I created this web scraper on behalf of a client. They had a list of UK schools and they wanted to find as many PTA-associated emails as they could from the school websites. They were doing it by hand when they approached me, asking if I could help them out.
The scraper takes in a school URL and attempts to look for the sitemap of the website. This will give it a list of all the pages in the school’s website. Then it goes page by page and uses the Python module BeautifulSoup to filter for <a> tags in the HTML. It then uses a reegular expression (RegEx) to check if the link is an email or a website. If it is an email, it will add it to a list of emails to be checked. Once we get as many emails as we can from the website, we then compare the emails to another RegEx. This was actually a set of expressions to look for PTA emails in descending order of likelihood that it would be a PTA email. If an email was found, it was saved with a likelihood score, and if one wasn’t, that was recorded.
There were several techniques used speed up the search. Firstly, when looking at the sitemap, certain links, such as images, diary, and news pages, were filtered out, as there can often be hundreds of these and they slow down the search. I also used BeautifulSoup to parse through the HTML, as this was quicker than using a RegEx. I also narrowed down the search range by only looking at schools that had student’s in the clients target age group.
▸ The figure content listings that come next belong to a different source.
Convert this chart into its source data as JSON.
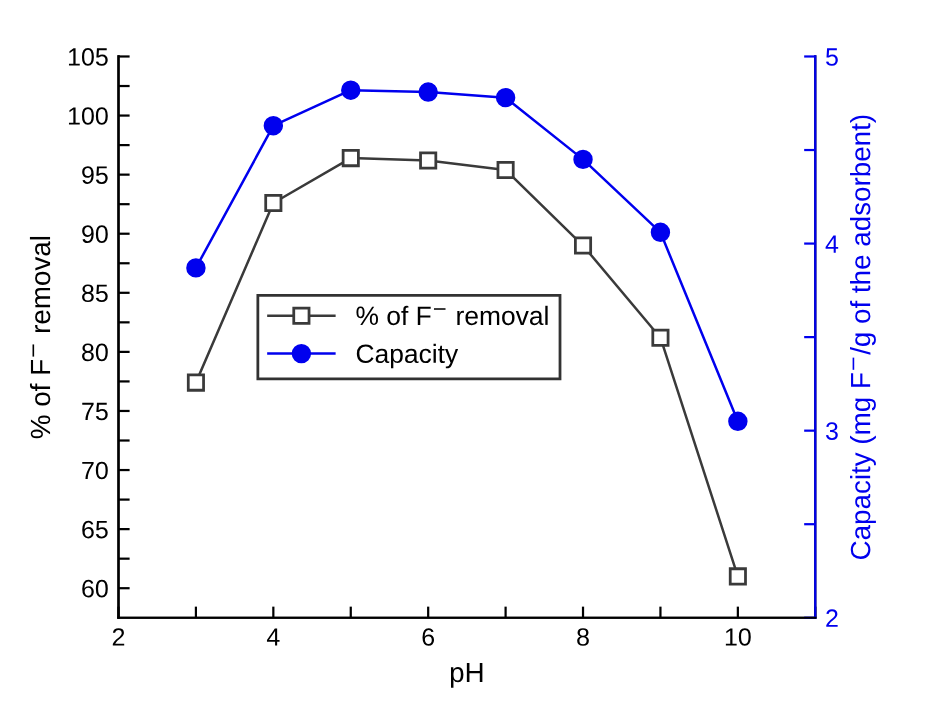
{
  "chart_data": {
    "type": "line",
    "xlabel": "pH",
    "ylabel": "% of F$^{−}$ removal",
    "y2label": "Capacity (mg F$^{−}$/g of the adsorbent)",
    "x": [
      3,
      4,
      5,
      6,
      7,
      8,
      9,
      10
    ],
    "series": [
      {
        "name": "% of F$^{−}$ removal",
        "color": "#3a3a3a",
        "marker": "square",
        "values": [
          77.4,
          92.6,
          96.4,
          96.2,
          95.4,
          89.0,
          81.2,
          61.0
        ]
      },
      {
        "name": "Capacity",
        "color": "#0000ee",
        "marker": "circle",
        "axis": "y2",
        "values": [
          3.87,
          4.63,
          4.82,
          4.81,
          4.78,
          4.45,
          4.06,
          3.05
        ]
      }
    ],
    "xlim": [
      2,
      11
    ],
    "xticks": [
      2,
      {
        "value": 3,
        "label": null
      },
      4,
      {
        "value": 5,
        "label": null
      },
      6,
      {
        "value": 7,
        "label": null
      },
      8,
      {
        "value": 9,
        "label": null
      },
      10,
      {
        "value": 11,
        "label": null
      }
    ],
    "ylim": [
      57.5,
      105
    ],
    "yticks": [
      60,
      {
        "value": 62.5,
        "label": null
      },
      65,
      {
        "value": 67.5,
        "label": null
      },
      70,
      {
        "value": 72.5,
        "label": null
      },
      75,
      {
        "value": 77.5,
        "label": null
      },
      80,
      {
        "value": 82.5,
        "label": null
      },
      85,
      {
        "value": 87.5,
        "label": null
      },
      90,
      {
        "value": 92.5,
        "label": null
      },
      95,
      {
        "value": 97.5,
        "label": null
      },
      100,
      {
        "value": 102.5,
        "label": null
      },
      105
    ],
    "y2lim": [
      2,
      5
    ],
    "y2ticks": [
      2,
      {
        "value": 2.5,
        "label": null
      },
      3,
      {
        "value": 3.5,
        "label": null
      },
      4,
      {
        "value": 4.5,
        "label": null
      },
      5
    ],
    "legend": "center left",
    "grid": false
  }
}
This program is by no means perfect. If an email is not stored as a link, it will be missed. If the email is only shown in an image, such as an embedded poster, it will be missed. Due to the lack of rules governing web design, and the lack of pattern in PTA emails, there would always be edge cases the program missed. To that end, I delivered the client a list of emails that I had found, and a list of school sites where the program couldn’t be sure about an email, so they could go back and double check.